Between Margate and Ramsgate, this strip of coastline is as understated as it is hidden, with no funfairs or slot machines, just a 600ft-long strip of sand and a kiosk in a pretty little cove that’s one of seven along this part of the Kent coast, all backed by the longest continuous stretch of chalk cliffs in Britain. Should you need anything beyond a sandwich or ice cream, a low-tide seashore walk will bring you to Broadstairs in an hour.
Getting there: 1hr 25mins from St Pancras International to Broadstairs, and a short bus ride.
This long and lovely Blue Flag sandy beach on the north Kent coast is a firm family favourite, offering lots of free parking, a children's outdoor play area and a paddling pool that’s perfect for discovering crustaceans and other marine life. Windsurfing, kite boarding, sailing and a restaurant with a bar and great sea views should keep older daytrippers happy too, while walkers and cyclists are well-served with the Viking Coastal Trail, a 27-mile trail along the Thanet coastline.
Getting there: 1hr 30mins from London St Pancras International to Birchington-on-Sea, and a short walk.

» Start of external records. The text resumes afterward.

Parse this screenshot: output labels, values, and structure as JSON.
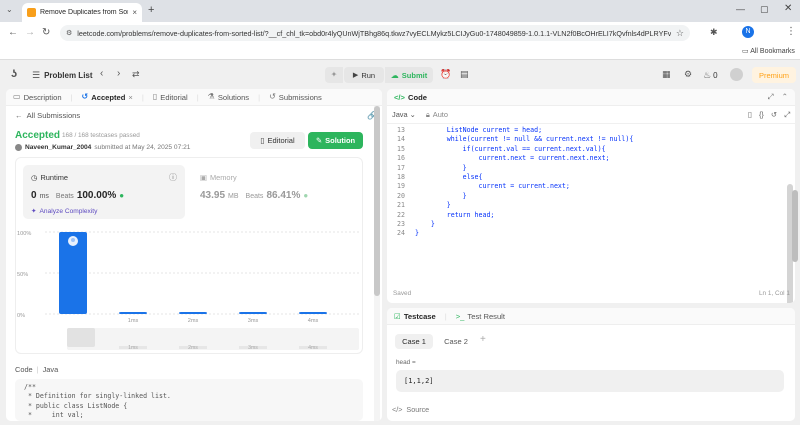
{
  "browser": {
    "tab_title": "Remove Duplicates from Sorted",
    "new_tab_symbol": "+",
    "url": "leetcode.com/problems/remove-duplicates-from-sorted-list/?__cf_chl_tk=obd0r4lyQUnWjTBhg86q.tkwz7vyECLMykz5LCIJyGu0-1748049859-1.0.1.1-VLN2f0BcOHrELI7kQvfnls4dPLRYFvn56eljdByP...",
    "profile_initial": "N",
    "bookmarks_label": "All Bookmarks"
  },
  "nav": {
    "problem_list": "Problem List",
    "run": "Run",
    "submit": "Submit",
    "premium": "Premium",
    "fire_count": "0"
  },
  "left": {
    "tabs": [
      "Description",
      "Accepted",
      "Editorial",
      "Solutions",
      "Submissions"
    ],
    "tab_close": "×",
    "all_submissions": "All Submissions",
    "status": "Accepted",
    "testcases": "168 / 168 testcases passed",
    "author": "Naveen_Kumar_2004",
    "submitted_at": "submitted at May 24, 2025 07:21",
    "editorial_btn": "Editorial",
    "solution_btn": "Solution",
    "runtime": {
      "label": "Runtime",
      "value": "0",
      "unit": "ms",
      "beats_label": "Beats",
      "beats": "100.00%"
    },
    "memory": {
      "label": "Memory",
      "value": "43.95",
      "unit": "MB",
      "beats_label": "Beats",
      "beats": "86.41%"
    },
    "analyze": "Analyze Complexity",
    "code_label": "Code",
    "code_lang": "Java",
    "code_preview": [
      "/**",
      " * Definition for singly-linked list.",
      " * public class ListNode {",
      " *     int val;"
    ]
  },
  "chart_data": {
    "type": "bar",
    "categories": [
      "0ms",
      "1ms",
      "2ms",
      "3ms",
      "4ms"
    ],
    "values": [
      100,
      1,
      1,
      1,
      1
    ],
    "y_ticks": [
      "100%",
      "50%",
      "0%"
    ],
    "ylim": [
      0,
      100
    ],
    "highlight_color": "#1a73e8",
    "bar_color": "#1a73e8",
    "mini_labels": [
      "1ms",
      "2ms",
      "3ms",
      "4ms"
    ]
  },
  "code": {
    "title": "Code",
    "lang": "Java",
    "mode": "Auto",
    "saved": "Saved",
    "cursor": "Ln 1, Col 1",
    "lines": [
      {
        "n": "13",
        "text": "        ListNode current = head;"
      },
      {
        "n": "14",
        "text": "        while(current != null && current.next != null){"
      },
      {
        "n": "15",
        "text": "            if(current.val == current.next.val){"
      },
      {
        "n": "16",
        "text": "                current.next = current.next.next;"
      },
      {
        "n": "17",
        "text": "            }"
      },
      {
        "n": "18",
        "text": "            else{"
      },
      {
        "n": "19",
        "text": "                current = current.next;"
      },
      {
        "n": "20",
        "text": "            }"
      },
      {
        "n": "21",
        "text": "        }"
      },
      {
        "n": "22",
        "text": "        return head;"
      },
      {
        "n": "23",
        "text": "    }"
      },
      {
        "n": "24",
        "text": "}"
      }
    ]
  },
  "testcase": {
    "tab": "Testcase",
    "result_tab": "Test Result",
    "cases": [
      "Case 1",
      "Case 2"
    ],
    "add": "+",
    "param": "head =",
    "value": "[1,1,2]",
    "source": "Source"
  }
}
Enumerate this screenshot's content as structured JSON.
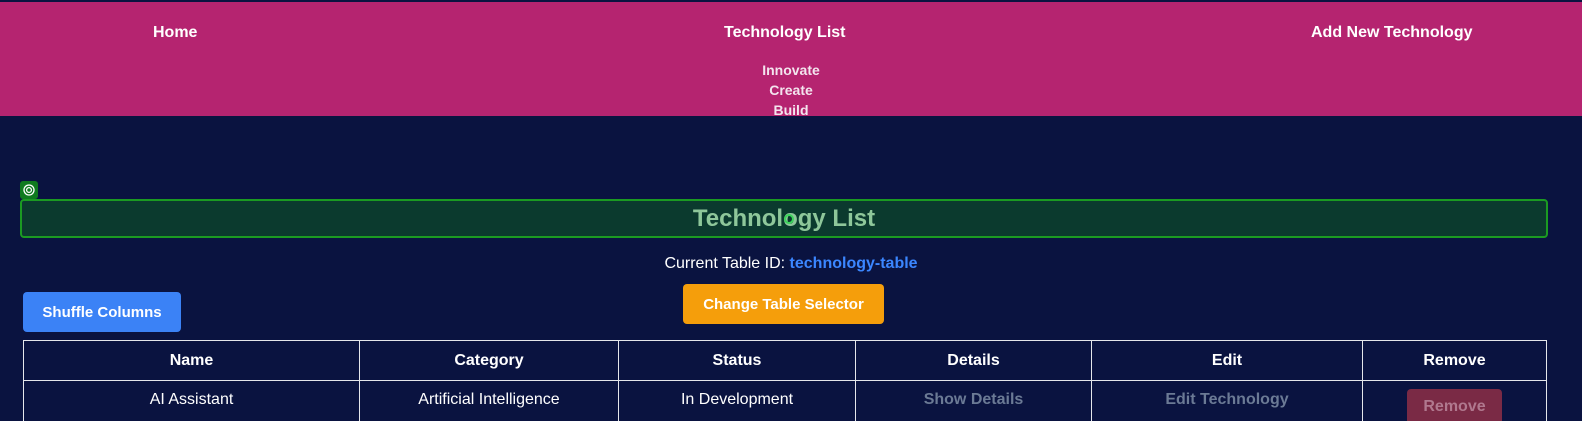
{
  "nav": {
    "home": "Home",
    "list": "Technology List",
    "add": "Add New Technology",
    "tagline": [
      "Innovate",
      "Create",
      "Build"
    ]
  },
  "heading": "Technology List",
  "table_id": {
    "label": "Current Table ID:",
    "value": "technology-table"
  },
  "buttons": {
    "shuffle": "Shuffle Columns",
    "change": "Change Table Selector"
  },
  "table": {
    "headers": [
      "Name",
      "Category",
      "Status",
      "Details",
      "Edit",
      "Remove"
    ],
    "rows": [
      {
        "name": "AI Assistant",
        "category": "Artificial Intelligence",
        "status": "In Development",
        "details": "Show Details",
        "edit": "Edit Technology",
        "remove": "Remove"
      }
    ]
  },
  "colors": {
    "header_bg": "#b52470",
    "page_bg": "#0a1340",
    "shuffle_btn": "#3b82f6",
    "change_btn": "#f59e0b",
    "heading_box": "#0b3a2e",
    "table_id": "#3b86ff"
  },
  "icons": {
    "heading_marker": "target-icon"
  }
}
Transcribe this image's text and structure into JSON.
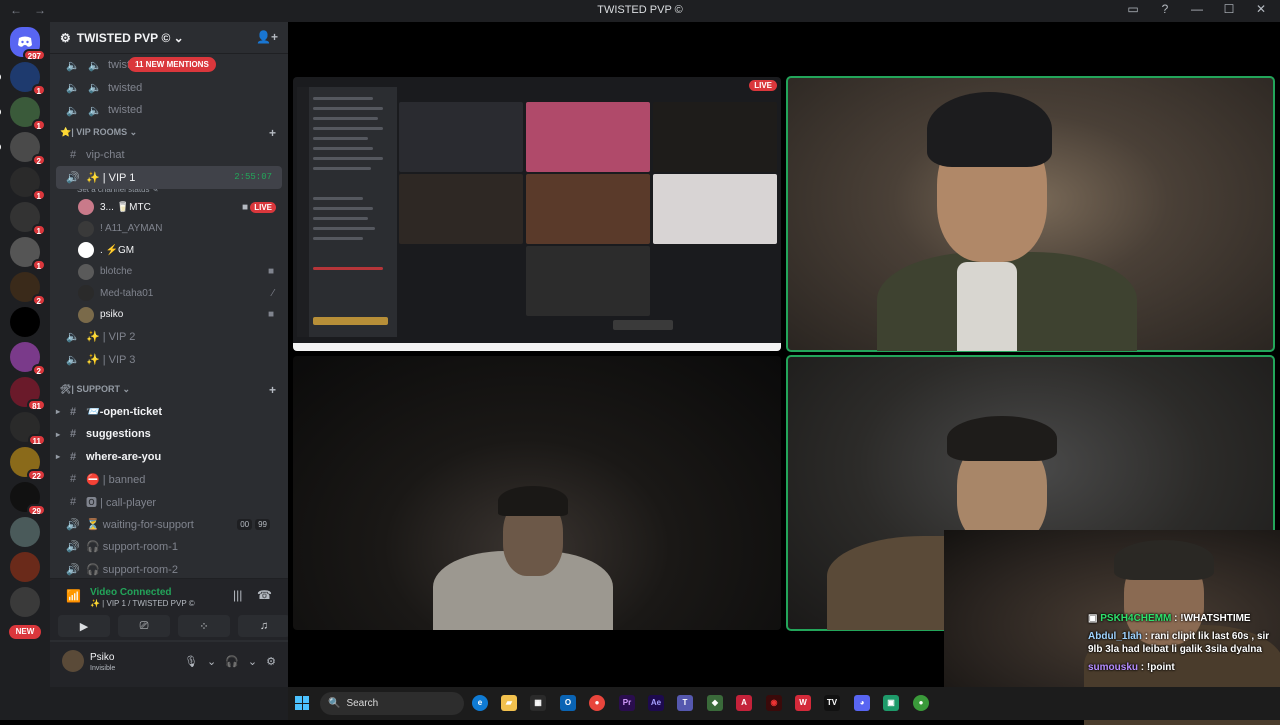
{
  "window": {
    "title": "TWISTED PVP",
    "nav_back": "←",
    "nav_forward": "→",
    "controls": [
      "▭",
      "?",
      "—",
      "☐",
      "✕"
    ]
  },
  "guilds": {
    "items": [
      {
        "name": "direct-messages",
        "badge": "297",
        "color": "#5865f2"
      },
      {
        "name": "server-1",
        "badge": "1",
        "color": "#1e3a6e"
      },
      {
        "name": "server-2",
        "badge": "1",
        "color": "#3a5a3a"
      },
      {
        "name": "server-3",
        "badge": "2",
        "color": "#4a4a4a"
      },
      {
        "name": "server-4",
        "badge": "1",
        "color": "#2a2a2a"
      },
      {
        "name": "server-5",
        "badge": "1",
        "color": "#333333"
      },
      {
        "name": "server-6",
        "badge": "1",
        "color": "#555555"
      },
      {
        "name": "server-7",
        "badge": "2",
        "color": "#3a2a1a"
      },
      {
        "name": "server-8",
        "badge": "",
        "color": "#000000"
      },
      {
        "name": "server-9",
        "badge": "2",
        "color": "#7a3a8a"
      },
      {
        "name": "server-10",
        "badge": "81",
        "color": "#6a1a2a"
      },
      {
        "name": "server-11",
        "badge": "11",
        "color": "#2a2a2a"
      },
      {
        "name": "server-12",
        "badge": "22",
        "color": "#8a6a1a"
      },
      {
        "name": "server-13",
        "badge": "29",
        "color": "#111111"
      },
      {
        "name": "server-14",
        "badge": "",
        "color": "#4a5a5a"
      },
      {
        "name": "server-15",
        "badge": "",
        "color": "#6a2a1a"
      },
      {
        "name": "server-16",
        "badge": "",
        "color": "#3a3a3a"
      }
    ],
    "new_label": "NEW"
  },
  "server": {
    "name": "TWISTED PVP",
    "mentions_label": "11 NEW MENTIONS",
    "top_channels": [
      "twisted",
      "twisted",
      "twisted"
    ],
    "vip_category": "⭐| VIP ROOMS",
    "vip_chat": "vip-chat",
    "vip1": {
      "name": "✨ | VIP 1",
      "time": "2:55:07",
      "status": "Set a channel status"
    },
    "vip_members": [
      {
        "name": "3... 🥛MTC",
        "live": "LIVE",
        "bold": true
      },
      {
        "name": "! A11_AYMAN",
        "bold": false
      },
      {
        "name": ". ⚡GM",
        "bold": true
      },
      {
        "name": "blotche",
        "bold": false
      },
      {
        "name": "Med-taha01",
        "bold": false
      },
      {
        "name": "psiko",
        "bold": true
      }
    ],
    "vip2": "✨ | VIP 2",
    "vip3": "✨ | VIP 3",
    "support_category": "🛠| SUPPORT",
    "support_channels": [
      {
        "icon": "#",
        "name": "📨-open-ticket",
        "unread": true
      },
      {
        "icon": "#",
        "name": "suggestions",
        "unread": true
      },
      {
        "icon": "#",
        "name": "where-are-you",
        "unread": true
      },
      {
        "icon": "#",
        "name": "⛔ | banned",
        "unread": false
      },
      {
        "icon": "#",
        "name": "🅾 | call-player",
        "unread": false
      },
      {
        "icon": "🔊",
        "name": "⏳ waiting-for-support",
        "unread": false,
        "tags": [
          "00",
          "99"
        ]
      },
      {
        "icon": "🔊",
        "name": "🎧 support-room-1",
        "unread": false
      },
      {
        "icon": "🔊",
        "name": "🎧 support-room-2",
        "unread": false
      }
    ]
  },
  "voice": {
    "title": "Video Connected",
    "subtitle": "✨ | VIP 1 / TWISTED PVP"
  },
  "user": {
    "name": "Psiko",
    "status": "Invisible"
  },
  "stage": {
    "live_label": "LIVE"
  },
  "chat": [
    {
      "user": "PSKH4CHEMM",
      "message": ": !WHATSHTIME"
    },
    {
      "user": "Abdul_1lah",
      "message": ": rani clipit lik last 60s , sir 9lb 3la had leibat li galik 3sila dyalna"
    },
    {
      "user": "sumousku",
      "message": ": !point"
    }
  ],
  "taskbar": {
    "search_label": "Search"
  },
  "colors": {
    "accent": "#5865f2",
    "live": "#da373c",
    "connected": "#23a55a",
    "sidebar": "#2b2d31",
    "rail": "#1e1f22"
  }
}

There aren’t many beaches near London that involve a tide timetable, but Britain’s most easterly inhabited island does, being an estuary island reached via the Strood – an ancient Roman causeway linking it with the mainland. Foodies beat a path to West Mersea’s various oyster bars, while fossil hunters and nature-lovers make for East Mersea’s quiet beaches backed by cliffs that have revealed shark's teeth and animal bones dating back 300,000 years. Wine aficionados can pick up a local souvenir at the Mersea Island Vineyard and Brewery.
How to get there: 1hr from London Liverpool Street to Colchester, then a 45min bus to Mersea Island.
Eastbourne’s long zig-zagged shingle beach at Grand Parade is an understandable draw, but just on the edge of town, at the end of the promenade and past the Italian Gardens and Holywell Tea Chalet, Holywell Retreat is worth seeking out. It’s a laidback, peaceful little shingle beach that has some pretty blue and white beach chalets on it, backed by the gorgeous white cliffs of Beachy Head. The South Downs coastal path and Rick Mathers’s elegant Towner Gallery of Contemporary Art are two more reasons to visit.
Getting there: 1hr 30mins from London Victoria or London Bridge to Eastbourne.
A faded prom and an old-school funfair give Littlehampton a ramshackle air that’s stopped it becoming too hip, despite the architecture fans and foodies making for Thomas Heatherwick’s sculptural East Beach Café, which looks like a weird giant piece of driftwood that’s washed up on the gorgeous sand beach. It’s a great one for swimming, particularly if you head past the groynes, while neighbouring West Beach offers great homemade ice cream and gourmet fish and chips in the Asif Khan-designed West Beach café.
Getting there: 1hr 40mins from London Victoria or London Bridge to Littlehampton.
The lovely peninsular that Walton on the Naze sits on is filled with interesting things to do, including hunting for turtle and bird fossils, a climb up the 86ft tower for spectacular panoramic views over the Essex coast, and spotting common harbour and grey seals at the Hamford Water Nature Reserve. Boat trips are likely to reveal all sorts of other wildlife and plant life too in a rich area of tidal creeks, mudflats, salt marshes and grasslands. Oh, and the Blue Flag beach isn’t to be sniffed at either.
Getting there: 1hr 50mins from London Liverpool Street to Walton-on-the-Naze, with a platform change at Thorpe-Le-Soken.